Start des Streams und Ziele des Spiels

00:07:16

Der Stream beginnt, wobei der Streamer auf YouTube hinweist und anmerkt, dass keine Musik läuft. Er erwähnt eine 81-köpfige Armee und betont, dass es im Spiel „laufe“. Vor dem Hintergrund der Operation Firestorm werden die Ziele des Streams definiert: Es müssen 150 Headshots über 200 Meter Entfernung erzielt werden, um die letzte Sniper freizuschalten. Der Streamer hat eine positive Einstellung und hofft auf etwa 10 Abschüsse pro Runde, was als akzeptabel gilt.

Suche nach geeigneten Schusspositionen

00:09:06

Während des weiteren Spielverlaufs wird die Jagd auf Weitschüsse fortgesetzt. Der Streamer experimentiert mit verschiedenen Positionen auf der Karte. Er zieht in Betracht, von D nach E zu snipen, findet aber, dass Punkt E nicht immer weit genug entfernt ist. Eine andere Position auf einem kleinen Turm wird ebenfalls als zu nah erachtet. Das Hauptproblem ist, dass Gegner oft in Panzer fahren, was die Suche nach menschlichen Zielen erschwert. Der Streamer betont, dass das Wichtigste sei, Gegner zu finden, die ebenfalls als Sniper agieren, da dies die besten Kämpfe ermögliche.
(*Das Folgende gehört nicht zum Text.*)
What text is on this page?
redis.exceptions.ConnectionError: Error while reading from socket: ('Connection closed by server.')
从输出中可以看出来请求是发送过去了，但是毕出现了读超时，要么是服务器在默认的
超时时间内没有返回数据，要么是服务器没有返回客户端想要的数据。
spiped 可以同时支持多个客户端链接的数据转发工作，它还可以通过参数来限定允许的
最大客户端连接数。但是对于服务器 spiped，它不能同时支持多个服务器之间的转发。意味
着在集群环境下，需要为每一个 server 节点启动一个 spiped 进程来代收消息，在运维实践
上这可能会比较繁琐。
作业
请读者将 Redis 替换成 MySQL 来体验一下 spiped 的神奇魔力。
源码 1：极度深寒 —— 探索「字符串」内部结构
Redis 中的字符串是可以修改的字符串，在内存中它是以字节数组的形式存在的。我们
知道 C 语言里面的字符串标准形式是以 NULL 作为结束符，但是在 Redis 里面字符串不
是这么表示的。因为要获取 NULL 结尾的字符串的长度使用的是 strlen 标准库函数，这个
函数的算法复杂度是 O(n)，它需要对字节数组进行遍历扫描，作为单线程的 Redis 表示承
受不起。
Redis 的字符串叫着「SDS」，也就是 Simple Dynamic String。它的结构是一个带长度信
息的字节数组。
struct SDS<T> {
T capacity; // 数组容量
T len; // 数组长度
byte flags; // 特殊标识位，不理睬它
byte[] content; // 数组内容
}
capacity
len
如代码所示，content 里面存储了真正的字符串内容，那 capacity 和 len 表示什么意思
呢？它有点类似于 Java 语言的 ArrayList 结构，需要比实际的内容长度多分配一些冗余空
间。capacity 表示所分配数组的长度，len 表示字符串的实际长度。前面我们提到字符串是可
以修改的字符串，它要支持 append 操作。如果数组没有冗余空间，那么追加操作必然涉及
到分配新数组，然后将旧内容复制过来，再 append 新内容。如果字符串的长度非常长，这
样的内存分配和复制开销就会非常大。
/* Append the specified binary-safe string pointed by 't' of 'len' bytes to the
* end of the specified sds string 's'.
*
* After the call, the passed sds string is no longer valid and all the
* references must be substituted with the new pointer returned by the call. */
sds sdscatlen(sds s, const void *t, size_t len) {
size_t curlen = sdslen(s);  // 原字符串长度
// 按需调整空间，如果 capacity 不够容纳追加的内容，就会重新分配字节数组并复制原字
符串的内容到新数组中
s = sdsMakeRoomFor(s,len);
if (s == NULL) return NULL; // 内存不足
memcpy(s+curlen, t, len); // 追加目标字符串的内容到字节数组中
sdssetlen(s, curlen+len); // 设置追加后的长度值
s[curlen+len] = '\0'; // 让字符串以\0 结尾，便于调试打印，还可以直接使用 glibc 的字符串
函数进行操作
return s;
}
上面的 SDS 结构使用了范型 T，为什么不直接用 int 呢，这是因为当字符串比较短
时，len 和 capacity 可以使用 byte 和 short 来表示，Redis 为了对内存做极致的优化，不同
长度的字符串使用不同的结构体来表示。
Erfolgreiche Runden und zunehmende Sniper-Aktivität

00:16:39

Es gelingt dem Streamer, seinen ersten Abschuss über 200 Meter zu erzielen. Dies motiviert ihn und den Chat deutlich, da dies ein wichtiges Meilenstein ist. Infolgedessen steigt die Anzahl der Gegner-Sniper, was der Streamer als das Beste bezeichnet, was passieren kann. Er berichtet über mehrere Abschüsse in dieser Phase, auch wenn einige zu kurz oder zu tief zielen. Die Runde endet mit dem Erobern von Punkt E. Der Streamer ist mit der Entwicklung zufrieden, da sich mehr Gegner in Snipers verwandeln, was den Spielstil interessant gestaltet.
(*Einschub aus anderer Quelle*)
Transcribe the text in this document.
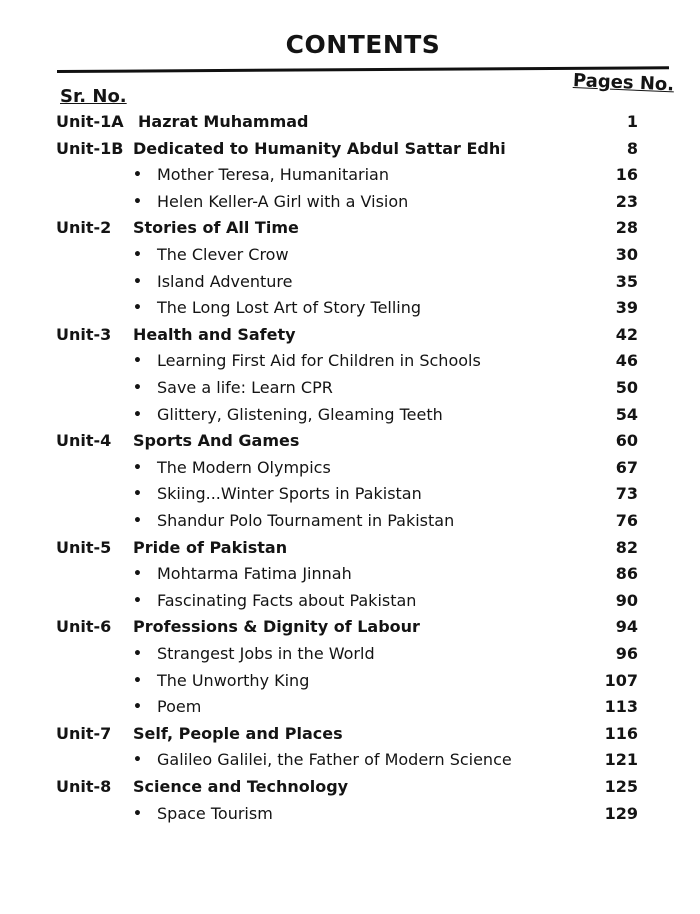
CONTENTS
Sr. No.
Pages No.
Unit-1A Hazrat Muhammad	1
Unit-1B Dedicated to Humanity Abdul Sattar Edhi	8
• Mother Teresa, Humanitarian	16
• Helen Keller-A Girl with a Vision	23
Unit-2 Stories of All Time	28
• The Clever Crow	30
• Island Adventure	35
• The Long Lost Art of Story Telling	39
Unit-3 Health and Safety	42
• Learning First Aid for Children in Schools	46
• Save a life: Learn CPR	50
• Glittery, Glistening, Gleaming Teeth	54
Unit-4 Sports And Games	60
• The Modern Olympics	67
• Skiing...Winter Sports in Pakistan	73
• Shandur Polo Tournament in Pakistan	76
Unit-5 Pride of Pakistan	82
• Mohtarma Fatima Jinnah	86
• Fascinating Facts about Pakistan	90
Unit-6 Professions & Dignity of Labour	94
• Strangest Jobs in the World	96
• The Unworthy King	107
• Poem	113
Unit-7 Self, People and Places	116
• Galileo Galilei, the Father of Modern Science	121
Unit-8 Science and Technology	125
• Space Tourism	129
Technische Anpassungen und Strategie

00:21:34

Nach mehreren Versuchen entscheidet sich der Streamer, auf die Verwendung eines Entfernungsmessers zu verzichten, da er sich damit benachteiligt fühlt und stattdessen nach Zielen mit einem natürlichen Gefühl zielt. Das Spielgeschehen ist weiterhin geprägt von gegenseitigem Sniper-Duellen, was der Streamer als psychologische Taktik ansieht, um den Gegnern Erfolgsmomente zu geben und sie zum weiteren Spielen zu ermutigen. Trotz anfänglicher Schwierigkeiten verbessert sich die Anzahl der erfolgreichen Weitschüsse, und der Streamer zeigt sich hochzufrieden mit der Entwicklung.
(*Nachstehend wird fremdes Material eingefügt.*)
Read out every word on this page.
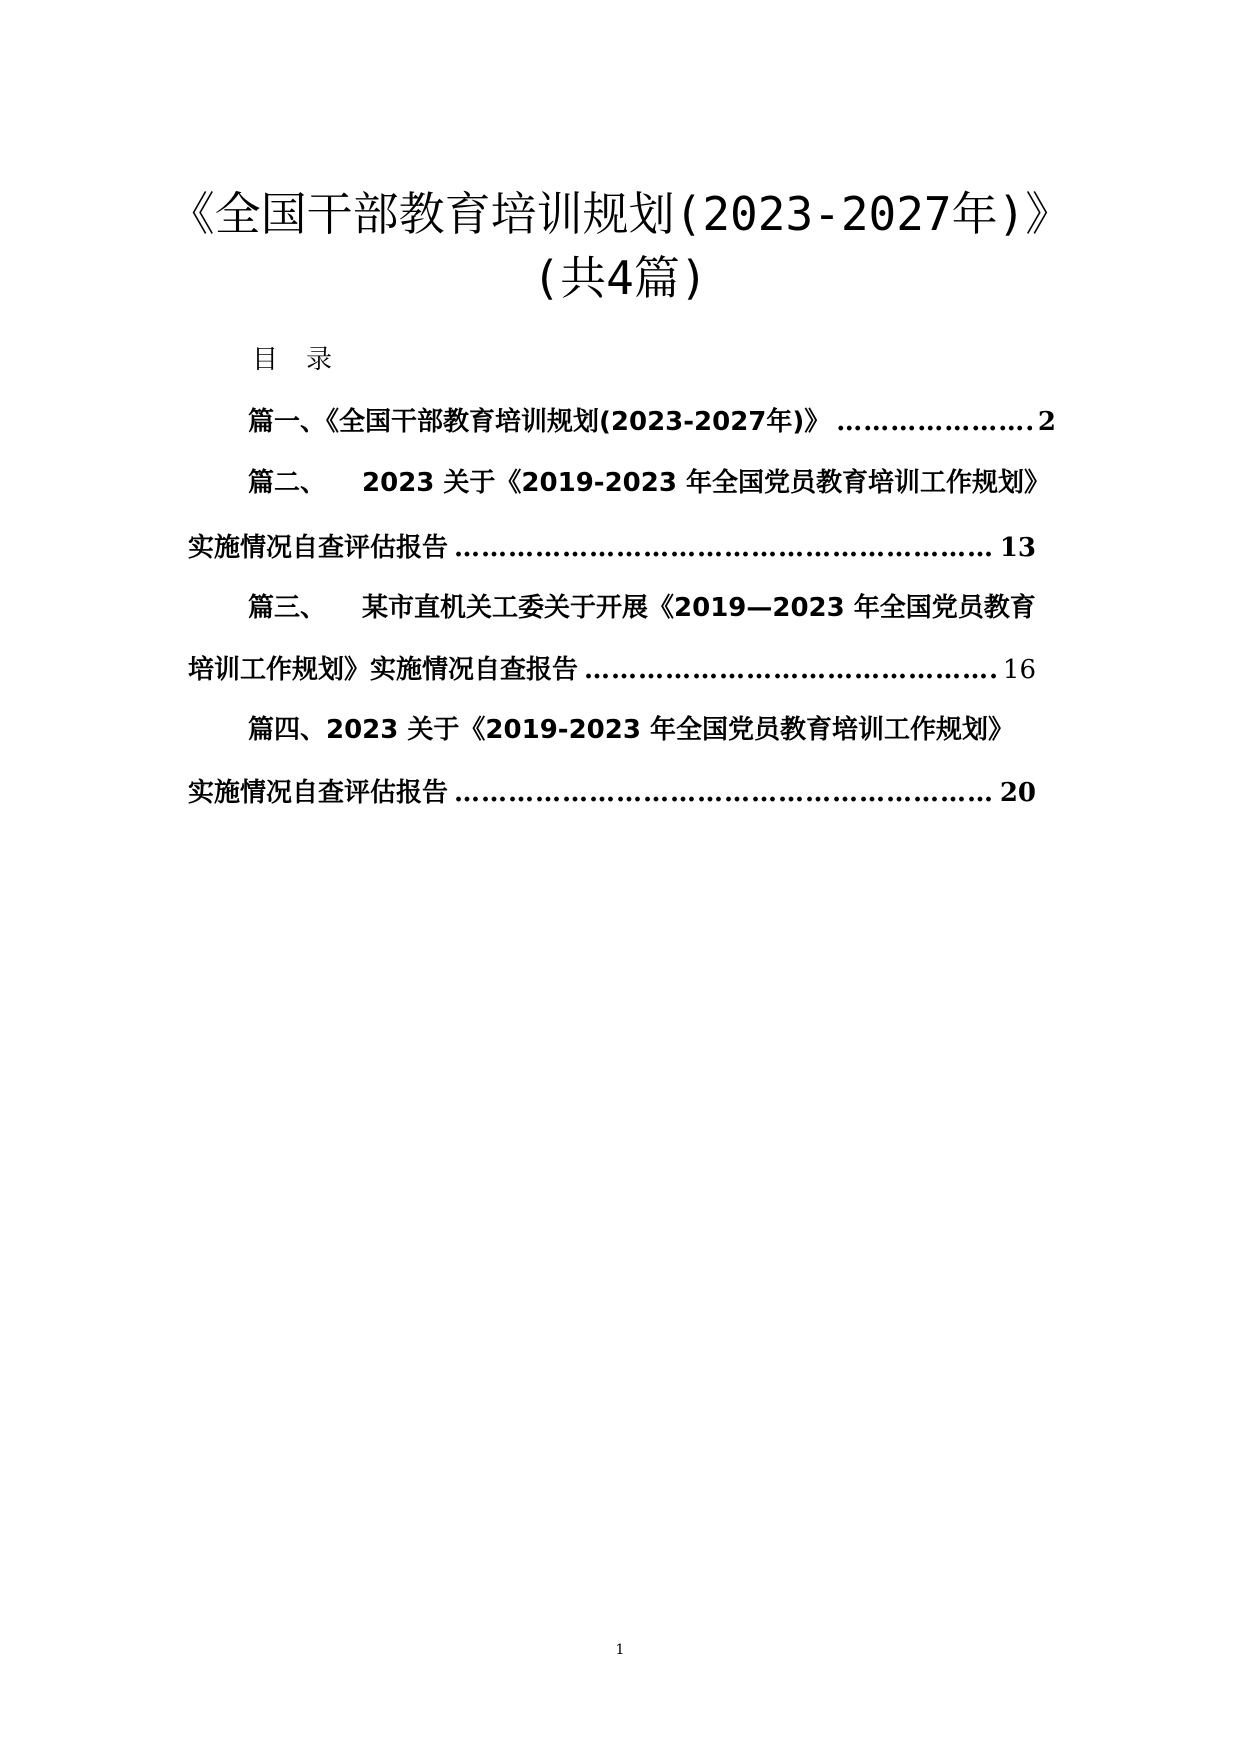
《全国干部教育培训规划(2023-2027年)》
(共4篇)
目录
篇一、《全国干部教育培训规划(2023-2027年)》 ……………………………………………………………………………………………………………………………………………………………………	2
篇二、 2023 关于《2019-2023 年全国党员教育培训工作规划》
实施情况自查评估报告 ……………………………………………………………………………………………………………………………………………………………………	13
篇三、 某市直机关工委关于开展《2019—2023 年全国党员教育
培训工作规划》实施情况自查报告 ……………………………………………………………………………………………………………………………………………………………………	16
篇四、2023 关于《2019-2023 年全国党员教育培训工作规划》
实施情况自查评估报告 ……………………………………………………………………………………………………………………………………………………………………	20
1
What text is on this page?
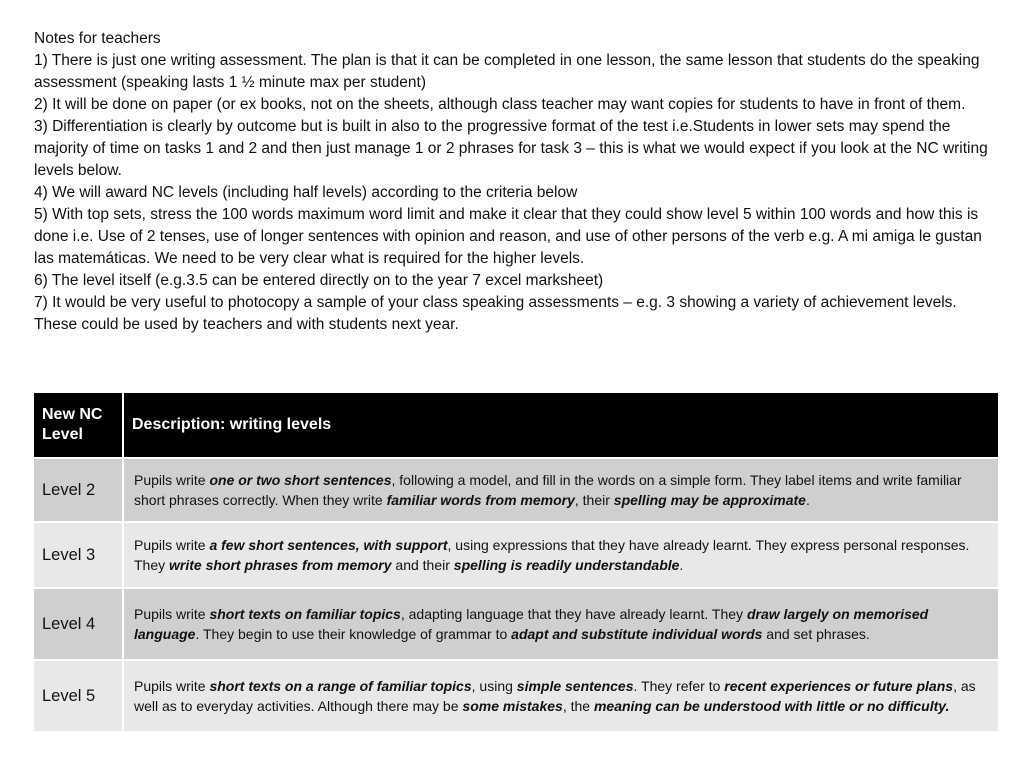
Notes for teachers

1) There is just one writing assessment. The plan is that it can be completed in one lesson, the same lesson that students do the speaking assessment (speaking lasts 1 ½ minute max per student)

2) It will be done on paper (or ex books, not on the sheets, although class teacher may want copies for students to have in front of them.

3) Differentiation is clearly by outcome but is built in also to the progressive format of the test i.e.Students in lower sets may spend the majority of time on tasks 1 and 2 and then just manage 1 or 2 phrases for task 3 – this is what we would expect if you look at the NC writing levels below.

4) We will award NC levels (including half levels) according to the criteria below

5) With top sets, stress the 100 words maximum word limit and make it clear that they could show level 5 within 100 words and how this is done i.e. Use of 2 tenses, use of longer sentences with opinion and reason, and use of other persons of the verb e.g. A mi amiga le gustan las matemáticas. We need to be very clear what is required for the higher levels.

6) The level itself (e.g.3.5 can be entered directly on to the year 7 excel marksheet)

7) It would be very useful to photocopy a sample of your class speaking assessments – e.g. 3 showing a variety of achievement levels. These could be used by teachers and with students next year.

New NC Level	Description: writing levels
Level 2	Pupils write one or two short sentences, following a model, and fill in the words on a simple form. They label items and write familiar short phrases correctly. When they write familiar words from memory, their spelling may be approximate.
Level 3	Pupils write a few short sentences, with support, using expressions that they have already learnt. They express personal responses. They write short phrases from memory and their spelling is readily understandable.
Level 4	Pupils write short texts on familiar topics, adapting language that they have already learnt. They draw largely on memorised language. They begin to use their knowledge of grammar to adapt and substitute individual words and set phrases.
Level 5	Pupils write short texts on a range of familiar topics, using simple sentences. They refer to recent experiences or future plans, as well as to everyday activities. Although there may be some mistakes, the meaning can be understood with little or no difficulty.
Fortschritt und neue Ausrüstung

00:55:23

Nach der Runde wird der Fortschritt bewertet und festgestellt, dass die 88 von benötigten 150 Weitschüssen erreicht wurden. Der Fokus liegt nun auf der Freischaltung der letzten Sniper. Die Spieler steigen auf eine neue Karte namens „Liberation Peak“ um und erreichen das Level 23. Eine wichtige Neuerung ist das Freischalten eines neuen 8-fach-Zielfernrohrs, das als „sauber“ und „nice“ beschrieben wird und eine deutliche Verbesserung der Bildschärfe gegenüber alten Modellen bietet.

Veränderte Spielsituation und das Ende des Streams

01:16:36

Auf der neuen Karte Liberation Peak ändert sich die Taktik. Die Gegner agieren aggressiv und greifen ständig an, anstatt sich zu verschanzen. Dies führt dazu, dass der Streamer und sein Team stark unter Druck geraten und in ihren Spawn zurückgedrängt werden. Dennoch werden in dieser chaotischen Situation weiter Weitschüsse versucht und teilweise erfolgreich absolviert. Am Ende des Stream-Ausschnitts liegt der Zähler bei 113 von 150 benötigten Abschüssen, was als guter Fortschritt gewertet wird und der Streamer mit der Entwicklung zufrieden ist.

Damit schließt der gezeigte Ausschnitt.